Not helping matters for big tech was a surprisingly hawkish tone struck by the US Federal Reserve when releasing the minutes from their latest meeting on Wednesday. The transcript showed that Fed officials had discussed shrinking the U.S. central bank’s overall asset holdings as well as raising interest rates sooner than expected to fight inflation, with "many" judging the appropriate pace of the Fed's balance sheet reduction would be faster this time.
Helping to aid the Federal Reserve’s decision to quicken the pace of its battle against inflation, the end of the week saw Non-Farm Payroll data released, a key piece of data when determining just how fast prices may rise. The US economy added 547,000 jobs for the month, far in advance of the 365,000 forecasts. Average hourly earnings were also shown to have risen by 0.6%, ahead of estimates of 0.4% showing that not only were more people in work in the US, they were also earning more than expecting. Facing such a robust set of figures, the Federal Reserve could now look to raise rates quicker to stem what will surely be greater demand from a more confident consumer.
Next week
The first full working week of 2022 brings with it a raft of economic data releases, as Christmas and New Year’s begin to feel like a lifetime ago.

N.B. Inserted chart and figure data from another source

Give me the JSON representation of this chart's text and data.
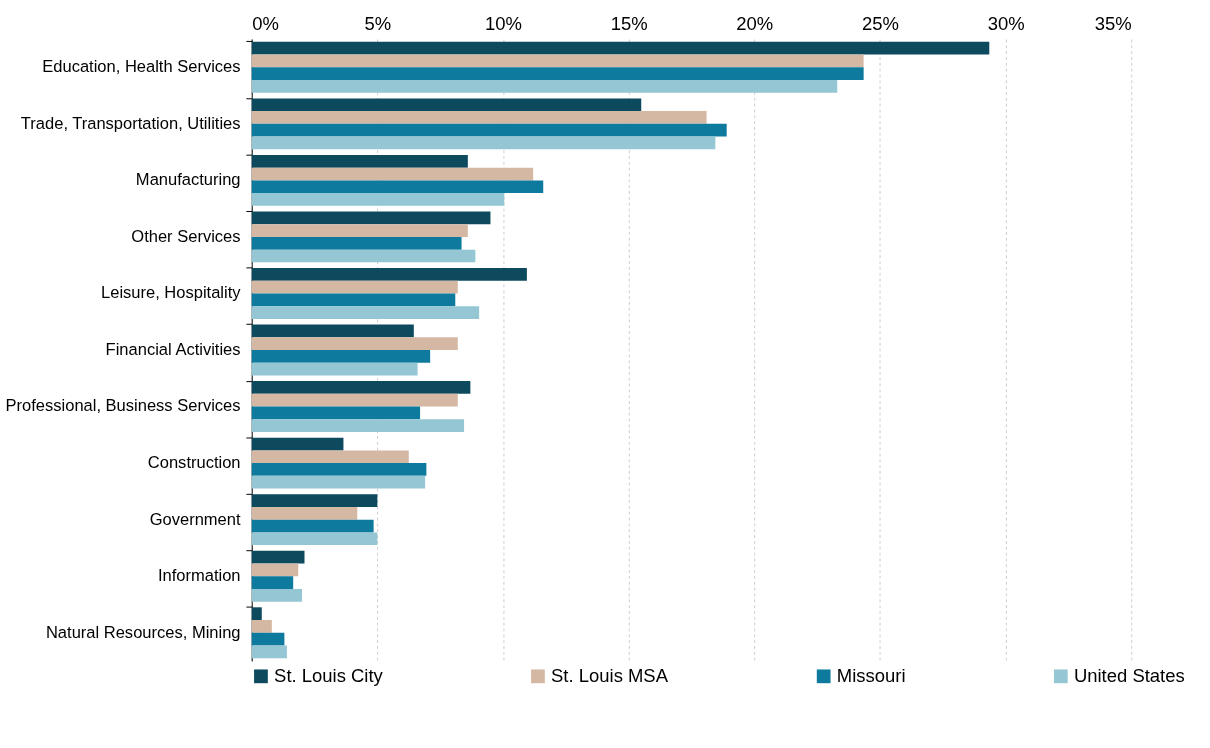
{
  "chart_data": {
    "type": "bar",
    "orientation": "horizontal",
    "categories": [
      "Education, Health Services",
      "Trade, Transportation, Utilities",
      "Manufacturing",
      "Other Services",
      "Leisure, Hospitality",
      "Financial Activities",
      "Professional, Business Services",
      "Construction",
      "Government",
      "Information",
      "Natural Resources, Mining"
    ],
    "series": [
      {
        "name": "St. Louis City",
        "color": "#0d4a5e",
        "values": [
          29.35,
          15.5,
          8.6,
          9.5,
          10.95,
          6.45,
          8.7,
          3.65,
          5.0,
          2.1,
          0.4
        ]
      },
      {
        "name": "St. Louis MSA",
        "color": "#d4b8a4",
        "values": [
          24.35,
          18.1,
          11.2,
          8.6,
          8.2,
          8.2,
          8.2,
          6.25,
          4.2,
          1.85,
          0.8
        ]
      },
      {
        "name": "Missouri",
        "color": "#0e7a9e",
        "values": [
          24.35,
          18.9,
          11.6,
          8.35,
          8.1,
          7.1,
          6.7,
          6.95,
          4.85,
          1.65,
          1.3
        ]
      },
      {
        "name": "United States",
        "color": "#94c6d4",
        "values": [
          23.3,
          18.45,
          10.05,
          8.9,
          9.05,
          6.6,
          8.45,
          6.9,
          5.0,
          2.0,
          1.4
        ]
      }
    ],
    "xlim": [
      0,
      35
    ],
    "xticks": [
      {
        "value": 0,
        "label": "0%"
      },
      {
        "value": 5,
        "label": "5%"
      },
      {
        "value": 10,
        "label": "10%"
      },
      {
        "value": 15,
        "label": "15%"
      },
      {
        "value": 20,
        "label": "20%"
      },
      {
        "value": 25,
        "label": "25%"
      },
      {
        "value": 30,
        "label": "30%"
      },
      {
        "value": 35,
        "label": "35%"
      }
    ],
    "grid": "x",
    "legend": "bottom"
  }
}
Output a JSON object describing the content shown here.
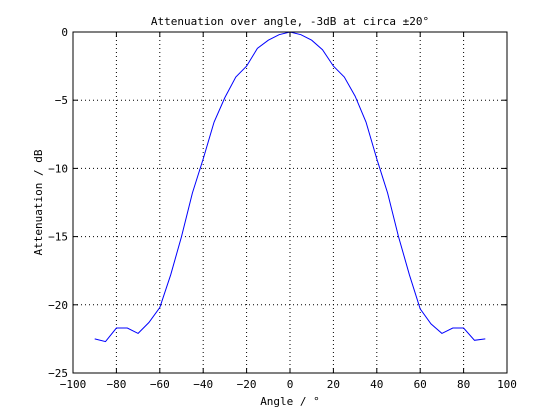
{
  "chart_data": {
    "type": "line",
    "title": "Attenuation over angle, -3dB at circa ±20°",
    "xlabel": "Angle / °",
    "ylabel": "Attenuation / dB",
    "xlim": [
      -100,
      100
    ],
    "ylim": [
      -25,
      0
    ],
    "xticks": [
      -100,
      -80,
      -60,
      -40,
      -20,
      0,
      20,
      40,
      60,
      80,
      100
    ],
    "yticks": [
      0,
      -5,
      -10,
      -15,
      -20,
      -25
    ],
    "xtick_labels": [
      "−100",
      "−80",
      "−60",
      "−40",
      "−20",
      "0",
      "20",
      "40",
      "60",
      "80",
      "100"
    ],
    "ytick_labels": [
      "0",
      "−5",
      "−10",
      "−15",
      "−20",
      "−25"
    ],
    "grid": true,
    "grid_style": "dotted",
    "series": [
      {
        "color": "#0000ff",
        "x": [
          -90,
          -85,
          -80,
          -75,
          -70,
          -65,
          -60,
          -55,
          -50,
          -45,
          -40,
          -35,
          -30,
          -25,
          -20,
          -15,
          -10,
          -5,
          0,
          5,
          10,
          15,
          20,
          25,
          30,
          35,
          40,
          45,
          50,
          55,
          60,
          65,
          70,
          75,
          80,
          85,
          90
        ],
        "values": [
          -22.5,
          -22.7,
          -21.7,
          -21.7,
          -22.1,
          -21.3,
          -20.2,
          -17.8,
          -15.0,
          -11.8,
          -9.3,
          -6.6,
          -4.8,
          -3.3,
          -2.5,
          -1.2,
          -0.6,
          -0.2,
          0.0,
          -0.2,
          -0.6,
          -1.3,
          -2.5,
          -3.3,
          -4.7,
          -6.6,
          -9.3,
          -11.8,
          -15.0,
          -17.8,
          -20.3,
          -21.4,
          -22.1,
          -21.7,
          -21.7,
          -22.6,
          -22.5
        ]
      }
    ]
  }
}
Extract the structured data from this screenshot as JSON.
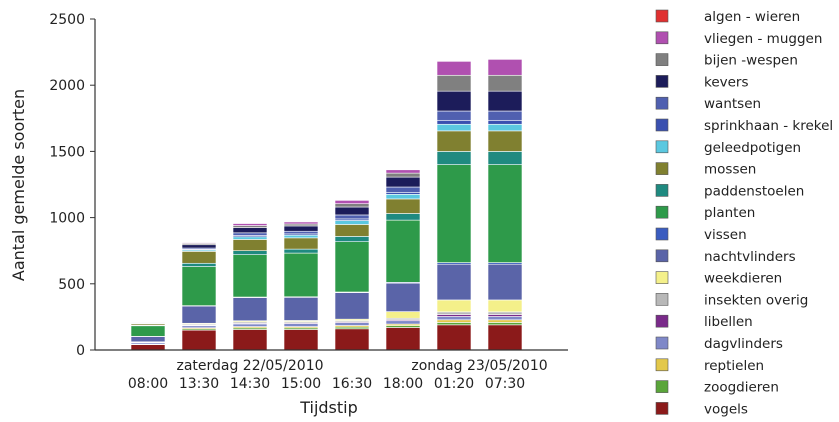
{
  "chart_data": {
    "type": "bar",
    "stacked": true,
    "xlabel": "Tijdstip",
    "ylabel": "Aantal gemelde soorten",
    "ylim": [
      0,
      2500
    ],
    "yticks": [
      0,
      500,
      1000,
      1500,
      2000,
      2500
    ],
    "categories": [
      "08:00",
      "13:30",
      "14:30",
      "15:00",
      "16:30",
      "18:00",
      "01:20",
      "07:30"
    ],
    "day_labels": [
      {
        "text": "zaterdag 22/05/2010",
        "between": [
          1,
          3
        ]
      },
      {
        "text": "zondag 23/05/2010",
        "between": [
          6,
          7
        ]
      }
    ],
    "legend_position": "right",
    "series": [
      {
        "name": "vogels",
        "color": "#8b1a1a",
        "values": [
          40,
          150,
          155,
          155,
          160,
          170,
          190,
          190
        ]
      },
      {
        "name": "zoogdieren",
        "color": "#5aa53a",
        "values": [
          3,
          10,
          12,
          12,
          13,
          14,
          18,
          18
        ]
      },
      {
        "name": "reptielen",
        "color": "#e3c84a",
        "values": [
          2,
          8,
          10,
          10,
          12,
          12,
          20,
          20
        ]
      },
      {
        "name": "dagvlinders",
        "color": "#7f88c8",
        "values": [
          10,
          15,
          20,
          22,
          22,
          25,
          25,
          25
        ]
      },
      {
        "name": "libellen",
        "color": "#7a2a8a",
        "values": [
          2,
          5,
          6,
          6,
          6,
          7,
          15,
          15
        ]
      },
      {
        "name": "insekten overig",
        "color": "#b8b8b8",
        "values": [
          3,
          8,
          10,
          10,
          10,
          12,
          20,
          20
        ]
      },
      {
        "name": "weekdieren",
        "color": "#f4f08a",
        "values": [
          2,
          6,
          8,
          8,
          10,
          50,
          90,
          90
        ]
      },
      {
        "name": "nachtvlinders",
        "color": "#5a64a8",
        "values": [
          40,
          130,
          175,
          175,
          200,
          215,
          270,
          270
        ]
      },
      {
        "name": "vissen",
        "color": "#3a5cc0",
        "values": [
          1,
          3,
          4,
          4,
          5,
          6,
          12,
          12
        ]
      },
      {
        "name": "planten",
        "color": "#2e9a4a",
        "values": [
          80,
          295,
          320,
          330,
          380,
          470,
          740,
          740
        ]
      },
      {
        "name": "paddenstoelen",
        "color": "#1f8a80",
        "values": [
          5,
          25,
          30,
          30,
          40,
          50,
          100,
          100
        ]
      },
      {
        "name": "mossen",
        "color": "#808030",
        "values": [
          10,
          90,
          85,
          85,
          90,
          110,
          155,
          155
        ]
      },
      {
        "name": "geleedpotigen",
        "color": "#5bc8e0",
        "values": [
          3,
          10,
          20,
          20,
          30,
          35,
          50,
          50
        ]
      },
      {
        "name": "sprinkhaan - krekel",
        "color": "#3a50b0",
        "values": [
          2,
          5,
          10,
          10,
          12,
          15,
          30,
          30
        ]
      },
      {
        "name": "wantsen",
        "color": "#5060b0",
        "values": [
          3,
          10,
          20,
          20,
          30,
          40,
          70,
          70
        ]
      },
      {
        "name": "kevers",
        "color": "#1c1c5a",
        "values": [
          5,
          25,
          40,
          40,
          60,
          75,
          150,
          150
        ]
      },
      {
        "name": "bijen -wespen",
        "color": "#808080",
        "values": [
          2,
          10,
          15,
          15,
          25,
          30,
          120,
          120
        ]
      },
      {
        "name": "vliegen - muggen",
        "color": "#b050b0",
        "values": [
          2,
          6,
          15,
          15,
          25,
          25,
          105,
          120
        ]
      },
      {
        "name": "algen - wieren",
        "color": "#e03030",
        "values": [
          0,
          0,
          0,
          0,
          0,
          0,
          0,
          0
        ]
      }
    ]
  }
}
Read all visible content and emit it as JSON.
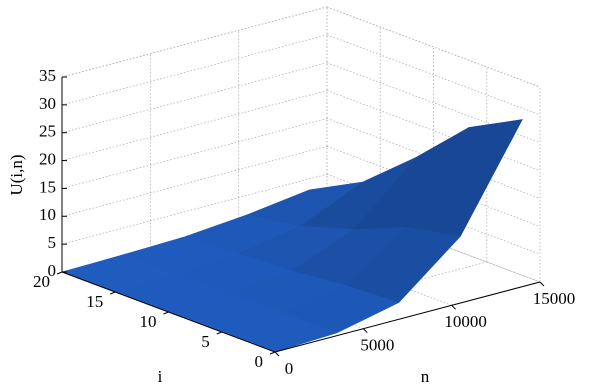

With sporadic lockdowns having characterised many Christmases on the continent, Monday’s European unemployment figures should offer us a fascinating insight into how the spread of the Omicron variant has affected the bloc’s labour market. The figures will measure the percentage of the total work force that is unemployed and actively seeking employment during the previous month and will break down sector by sector which industries have suffered the most.
Across to the US, where one man will be happy to remain in employment, as Jay Powell, the Chair of the US Federal Reserve testifies at his re-nomination for the role before Senate Banking Committee in Washington DC. Although his testimony will be largely symbolic, it will offer some insight into how the central bank intends to move forward and tackle the record levels of the inflation the US is experiencing.
Such levels of inflation should be made apparent by Wednesday as the US Bureau of Labor Statistics releases its monthly CPI data, measuring the change in the price of goods and services purchased by consumers during the period. With inflation having hit record highs during the end of 2021, many will be watching for signs that the price pressures the consumer is feeling may be starting to cool a little.
On domestic shores, it will be UK GDP that grabs the headlines this week. Acting as the broadest measure of economic activity and the primary gauge of the economy's health, many will be hoping that the UK economy starts 2022 on a positive footing, despite the testing time the Omicron variant has brought.
The information in this blog or any response to comments should not be regarded as financial advice. If you are unsure of any of the terminology used you should seek financial advice. Remember that the value of investments can go down as well as up, and could be worth less than what was paid in. The information is based on our understanding in January 2022.